With regard to the decisions referred to by the appellant (opponent), the board considered that it was not possible to derive from T 161/18 any general criteria which might be applicable to the present case. Similarly, the board observed that T 1669/21 illustrated the glaring gap between the breadth of the claimed invention and the level of detail in the patent, but did not provide generally applicable criteria required for sufficiently disclosing a machine learning invention. Likewise, the board also pointed out that the considerations in the present case did not imply any universally applicable criteria for assessing sufficiency of disclosure of machine learning inventions.
In the case in hand, the board noted that the patent did not contain a specific example of the claimed invention. That is, it did not disclose any specific combination of certain "data of" captured images and a particular "value representing composition" of the waste in the images, nor did it provide any details on the implementation and training of an exemplary machine learning model, or any information on the achieved accuracy of estimation. In other words, the patent did not contain any concrete, reproducible example of implementation of the invention. Such a specific example was not in itself an absolute requirement for sufficient disclosure, provided that the skilled person was aware of "at least one way" of carrying out the invention in other ways, for example, through the generic disclosure in the patent or the common general knowledge (see R. 42(1)(e) EPC, "using examples where appropriate"). In the present case, however, providing such an example could have demonstrated that the invention was workable at all, at least in this specific case of the example. It could have served as a reference to better understand the claimed invention, its terms and purpose and the achievable or expected level of accuracy.
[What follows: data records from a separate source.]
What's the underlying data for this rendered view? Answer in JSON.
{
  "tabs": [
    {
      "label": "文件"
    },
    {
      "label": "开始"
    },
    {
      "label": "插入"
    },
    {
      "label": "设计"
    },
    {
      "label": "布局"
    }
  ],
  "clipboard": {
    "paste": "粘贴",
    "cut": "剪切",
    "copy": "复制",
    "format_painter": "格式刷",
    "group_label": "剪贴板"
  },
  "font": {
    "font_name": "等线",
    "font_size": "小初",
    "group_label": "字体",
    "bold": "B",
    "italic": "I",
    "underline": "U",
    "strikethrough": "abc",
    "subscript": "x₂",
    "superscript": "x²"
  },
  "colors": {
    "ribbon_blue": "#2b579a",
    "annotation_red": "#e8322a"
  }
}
The board also explained that sufficiency of disclosure required that the invention could be carried out over the whole claimed breadth without undue burden. This requirement had been formulated in decisions across all technical fields (T 149/21). It reflected the general principle that the protection obtained with the patent had to be commensurate with the disclosed teaching. Even if "one way" of performing the invention was disclosed, this would only be sufficient if this disclosure enabled the skilled person to perform the invention over the whole claimed breadth. The patent in suit taught the general idea of using machine learning to infer properties of the waste composition that could be relevant for operating and controlling a waste incineration plant from images of the surface of the waste pit. However, the disclosure was mostly limited to stating a "result to be achieved". The patent left it to the skilled person to select and evaluate combinations of input data and machine learning models for different desired outputs. Each evaluation involved implementing, training and evaluating the selected models. Overall, this resulted in an enormous number of parameter combinations to choose from. Exploring all the possible combinations of these parameters would require a comprehensive research programme and would place an undue burden on the skilled person.
The board concluded that the maintenance of the patent as granted according to the main request was prejudiced by the ground for opposition under Art. 100(b) EPC. Auxiliary requests 1 to 7 were not allowable under Art. 83 EPC either.